Securing the confidentiality of personal data – one of the core principles of existing data protection frameworks like the GDPR – is mostly outside the scope of what has so far been considered to require or deserve protection during armed conflict. However, the harm to individual civilians could nevertheless be significant, even absent physical effects. As repeatedly confirmed by domestic courts around the world, the right to privacy is derived from and serves as a protection of the dignity of a person. A complete collapse of privacy of the civilian population during armed conflict as a consequence of adversarial military cyber operations would be a paradigm shift of how wars are fought and could conceivably lead to a paralysis of the targeted civilian society at large.
Advancing the Debate
As a starting point, the possible protection of the confidentiality of (personal) civilian data could approach the question in relation to two distinct aspects. First, one might focus on the properties of the data itself and ask whether there are certain types of civilian data that should enjoy increased protection in and of themselves. For example, the GDPR acknowledges “special categories of personal data” that are, “by their nature, particularly sensitive in relation to fundamental rights and freedoms” and thus “merit specific protection as the context of their processing could create significant risks to the fundamental rights and freedoms” (Recital 51 GDPR). These properties include “racial or ethnic origin, political opinions, religious or philosophical beliefs, or trade union membership” as well as “genetic data, biometric data for the purpose of uniquely identifying a natural person, data concerning health or data concerning a natural person’s sex life or sexual orientation” (Art. 9(1) GDPR). None of these “special categories of data” lose any of their sensitivity during armed conflict.
Second, the discussion should zoom in on a possible regulation of what adversarial states that obtain civilian data through military cyber operations during armed conflict are permitted to do with that data.

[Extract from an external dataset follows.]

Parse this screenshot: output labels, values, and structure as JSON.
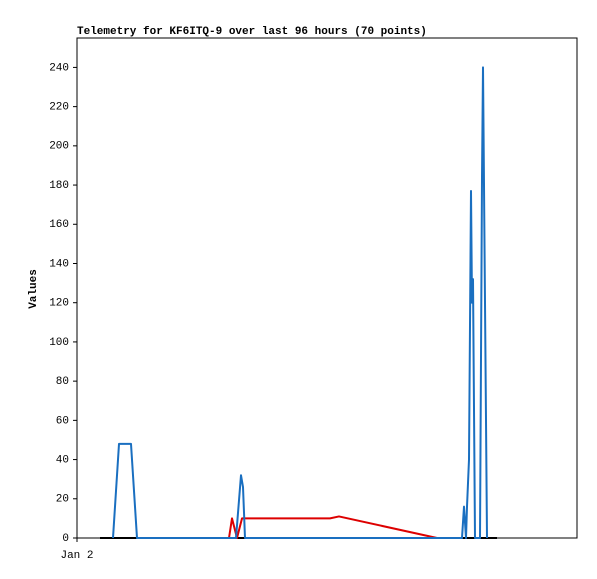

For example, while it is inconceivable to establish a prohibition of surveillance and espionage activities during armed conflict, one might contemplate a rule against certain specified uses of the collected data, such as publishing or leaking sensitive personal data and/or a rule against exploiting such data sets for the purpose of coercion, extortion, or manipulation.
The current debate surrounding the extent of “data protection” in situations of armed conflict must move beyond the exclusive focus on the object-quality of data. The different ways data – and the attached rights and interests of individuals and societies that data incorporates – can be affected by cyber operations require us to contemplate what kind of approach will be necessary to grasp and adequately protect the various functions of data in our digitalised societies.